SR4: It is usually the lowest of the three in terms of module cost and is the mainstream in the market with sufficient supply. Its cost challenge mainly lies in fiber cabling, especially when the transmission distance is long or the existing fiber resources are insufficient, the deployment of 8-core links may bring additional expenses.
BiDi SR: The module cost is usually slightly higher than SR4 (due to WDM lasers). However, its huge advantage is significantly reducing the cost of fiber infrastructure. When it is necessary to upgrade to 100G using existing two-core links, or to build new ones but want to save fiber resources to the maximum extent (especially in long-distance or multi-connection scenarios), BiDi SR’s total cost of ownership (TCO) is often the best or very competitive.
Summary and Selection Recommendations
100GBASE-SR10: Unless there is a very specific demand for backward compatibility with 10G SR and fiber resources are extremely abundant, it should be avoided. It does not conform to the trend of high density, low cost and easy management in modern data centers.
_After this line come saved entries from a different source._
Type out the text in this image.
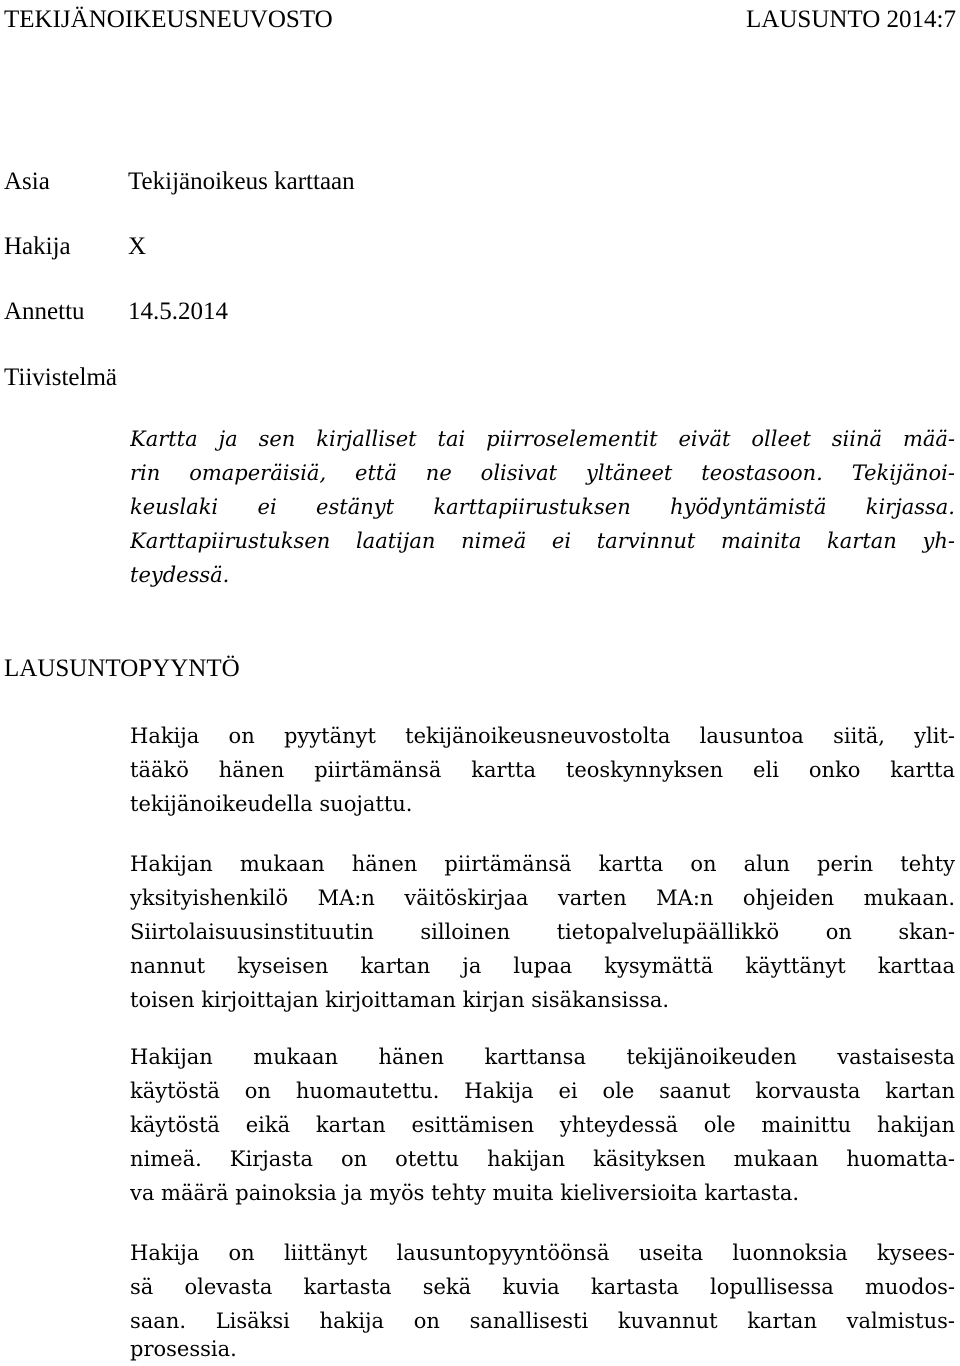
TEKIJÄNOIKEUSNEUVOSTO	LAUSUNTO 2014:7
Asia	Tekijänoikeus karttaan
Hakija X
Annettu 14.5.2014
Tiivistelmä
Kartta ja sen kirjalliset tai piirroselementit eivät olleet siinä mää-
rin omaperäisiä, että ne olisivat yltäneet teostasoon. Tekijänoi-
keuslaki ei estänyt karttapiirustuksen hyödyntämistä kirjassa.
Karttapiirustuksen laatijan nimeä ei tarvinnut mainita kartan yh-
teydessä.
LAUSUNTOPYYNTÖ
Hakija on pyytänyt tekijänoikeusneuvostolta lausuntoa siitä, ylit-
tääkö hänen piirtämänsä kartta teoskynnyksen eli onko kartta
tekijänoikeudella suojattu.
Hakijan mukaan hänen piirtämänsä kartta on alun perin tehty
yksityishenkilö MA:n väitöskirjaa varten MA:n ohjeiden mukaan.
Siirtolaisuusinstituutin silloinen tietopalvelupäällikkö on skan-
nannut kyseisen kartan ja lupaa kysymättä käyttänyt karttaa
toisen kirjoittajan kirjoittaman kirjan sisäkansissa.
Hakijan mukaan hänen karttansa tekijänoikeuden vastaisesta
käytöstä on huomautettu. Hakija ei ole saanut korvausta kartan
käytöstä eikä kartan esittämisen yhteydessä ole mainittu hakijan
nimeä. Kirjasta on otettu hakijan käsityksen mukaan huomatta-
va määrä painoksia ja myös tehty muita kieliversioita kartasta.
Hakija on liittänyt lausuntopyyntöönsä useita luonnoksia kysees-
sä olevasta kartasta sekä kuvia kartasta lopullisessa muodos-
saan. Lisäksi hakija on sanallisesti kuvannut kartan valmistus-
prosessia.
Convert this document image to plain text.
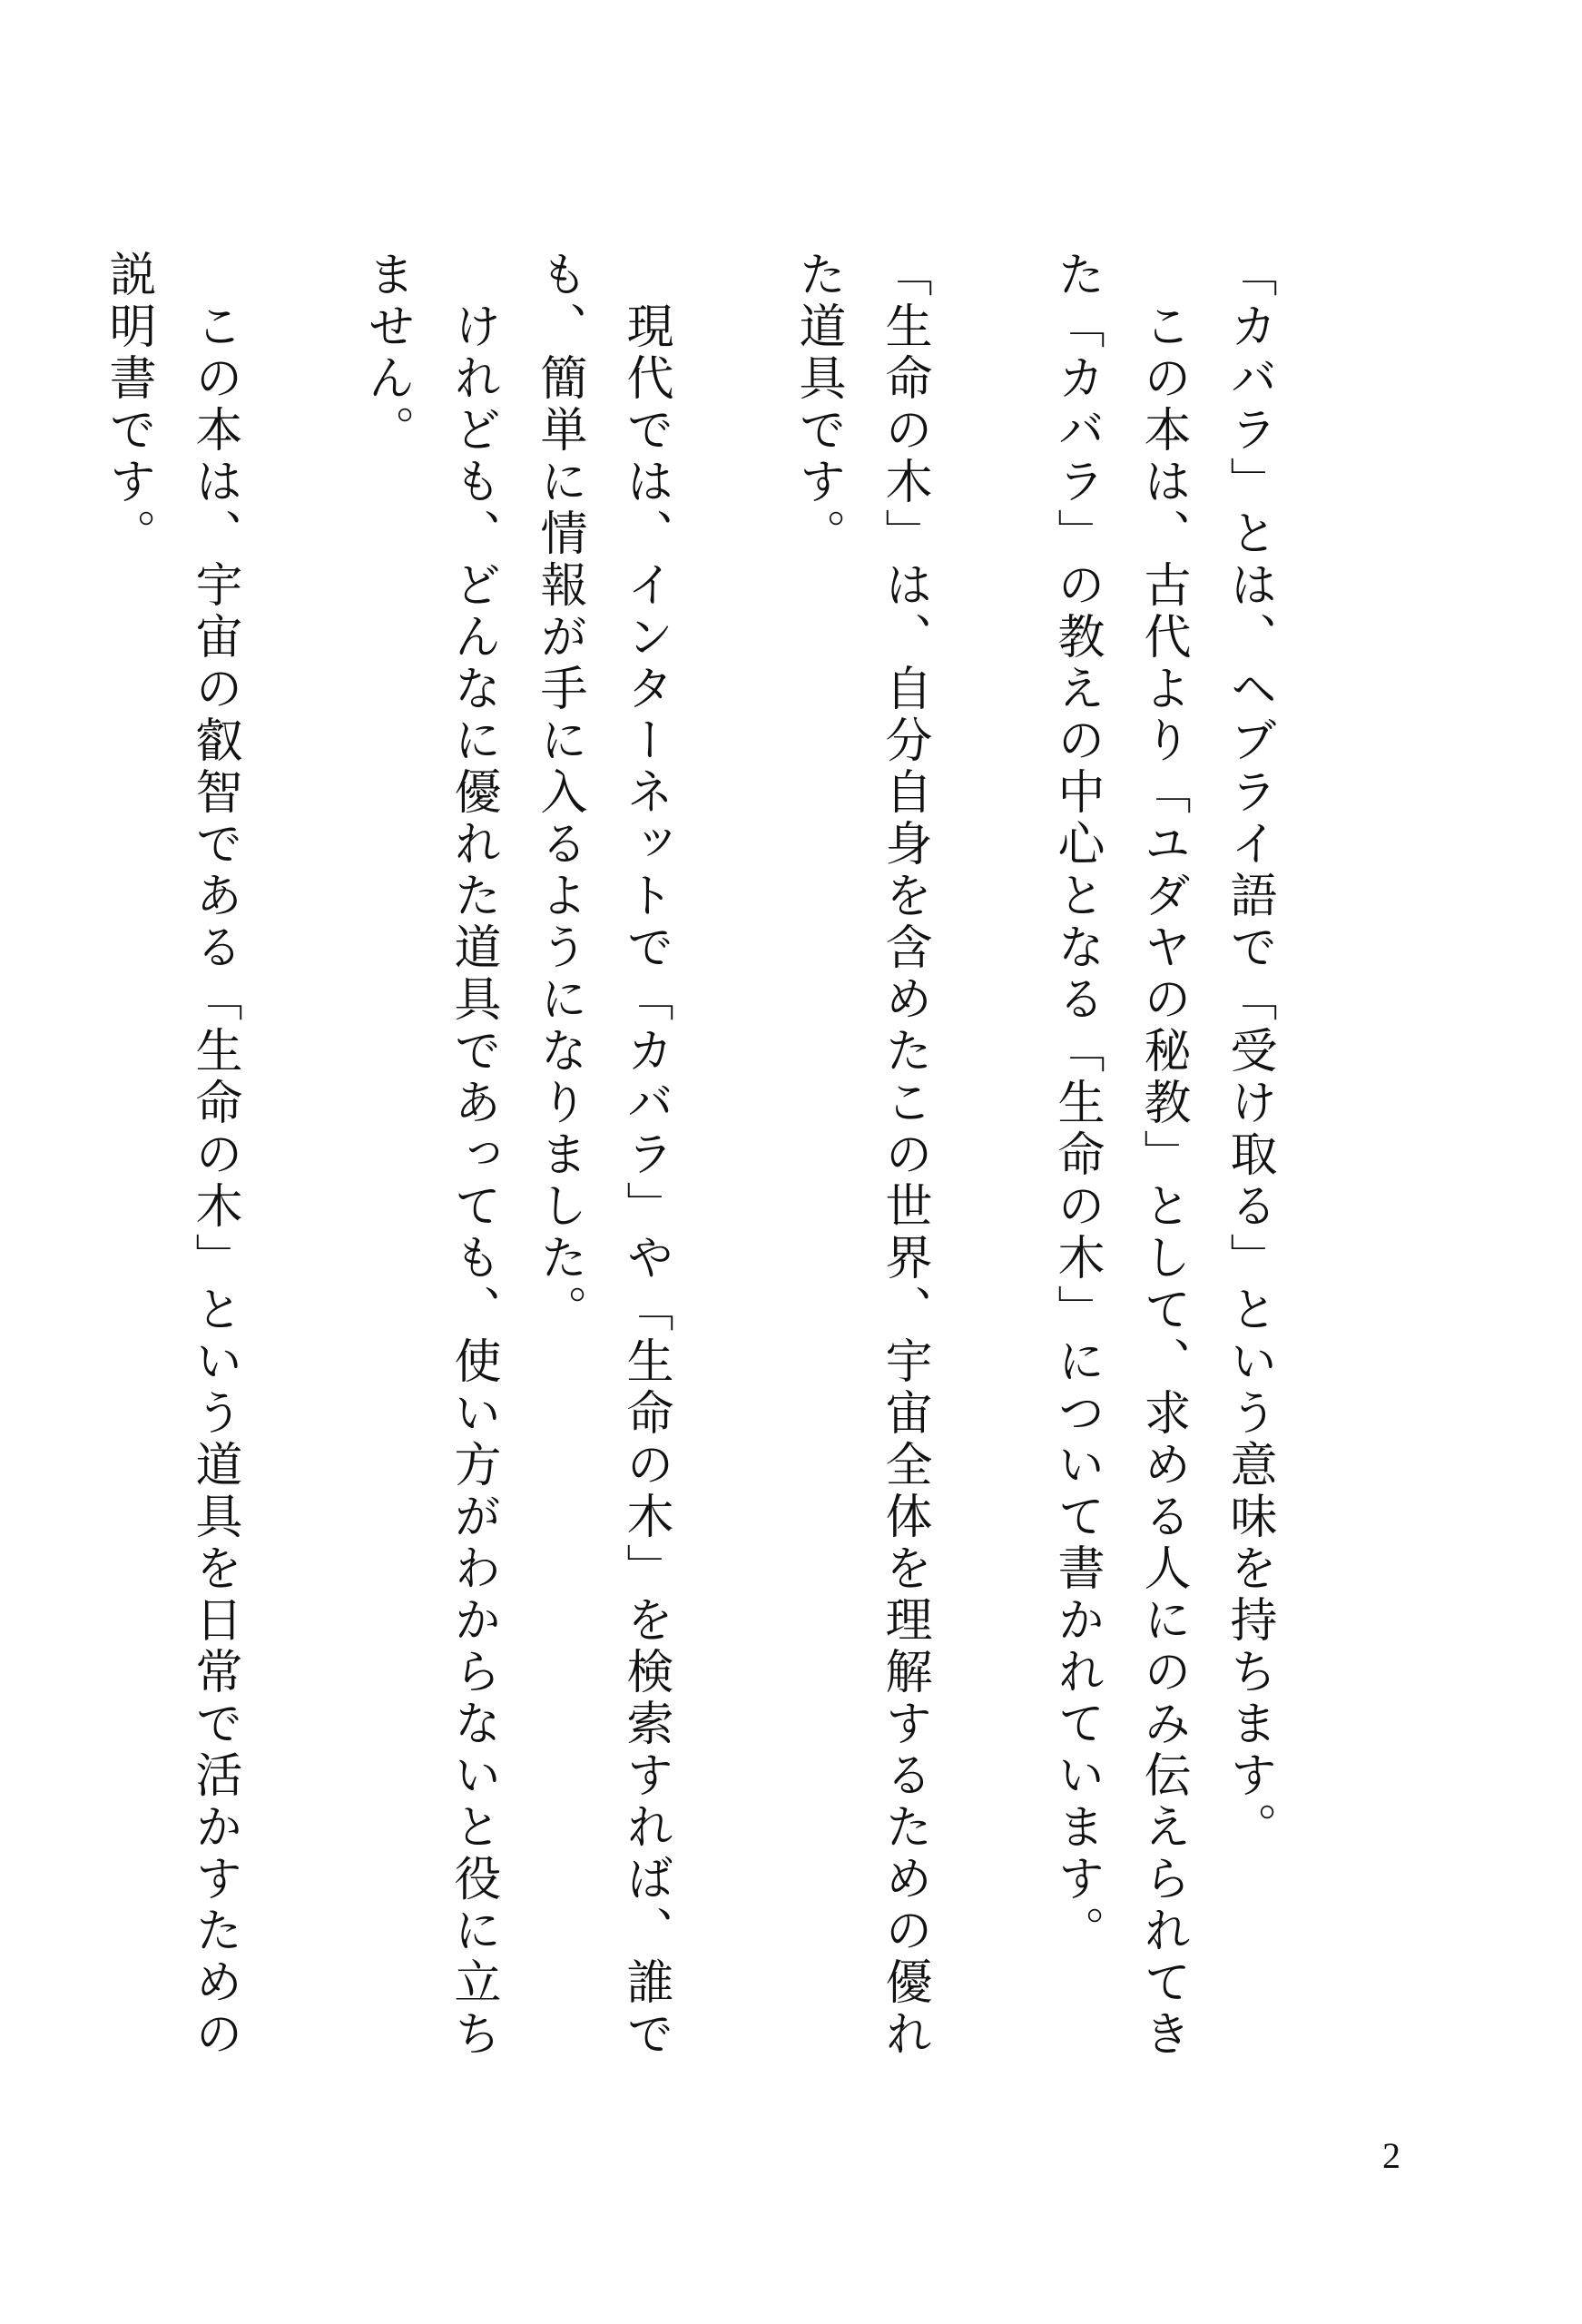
「カバラ」とは、ヘブライ語で「受け取る」という意味を持ちます。

　この本は、古代より「ユダヤの秘教」として、求める人にのみ伝えられてきた「カバラ」の教えの中心となる「生命の木」について書かれています。

「生命の木」は、自分自身を含めたこの世界、宇宙全体を理解するための優れた道具です。

　現代では、インターネットで「カバラ」や「生命の木」を検索すれば、誰でも、簡単に情報が手に入るようになりました。

　けれども、どんなに優れた道具であっても、使い方がわからないと役に立ちません。

　この本は、宇宙の叡智である「生命の木」という道具を日常で活かすための説明書です。

2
100GBASE-SR4: is the mainstream and recommended choice for short-distance (≤100m) 100G interconnection in new data centers. It strikes a good balance between module cost, performance and versatility, and is especially suitable for in-cabinet or short-distance backbone connections. The premise is to plan enough 8-core fiber links.
100GBASE-BiDi SR: is a powerful tool for optimizing fiber resources and upgrading old networks. It is the preferred solution when facing the following situations:
It is necessary to upgrade to 100G on existing dual-core multimode fiber (such as the original 10G link).
New network but want to maximize fiber utilization and reduce the number of fiber bundles (especially in medium and long distance or multi-connection scenarios).
The space of the fiber duct is tight or the cost of laying new fiber is high.
Although the unit price of the module is slightly higher, the cost savings on infrastructure often make it the most cost-effective overall solution.
The choice of which solution to choose ultimately depends on the specific transmission distance, existing fiber infrastructure, budget constraints, and considerations for future scalability. Understanding the key differences above is the basis for making an informed decision.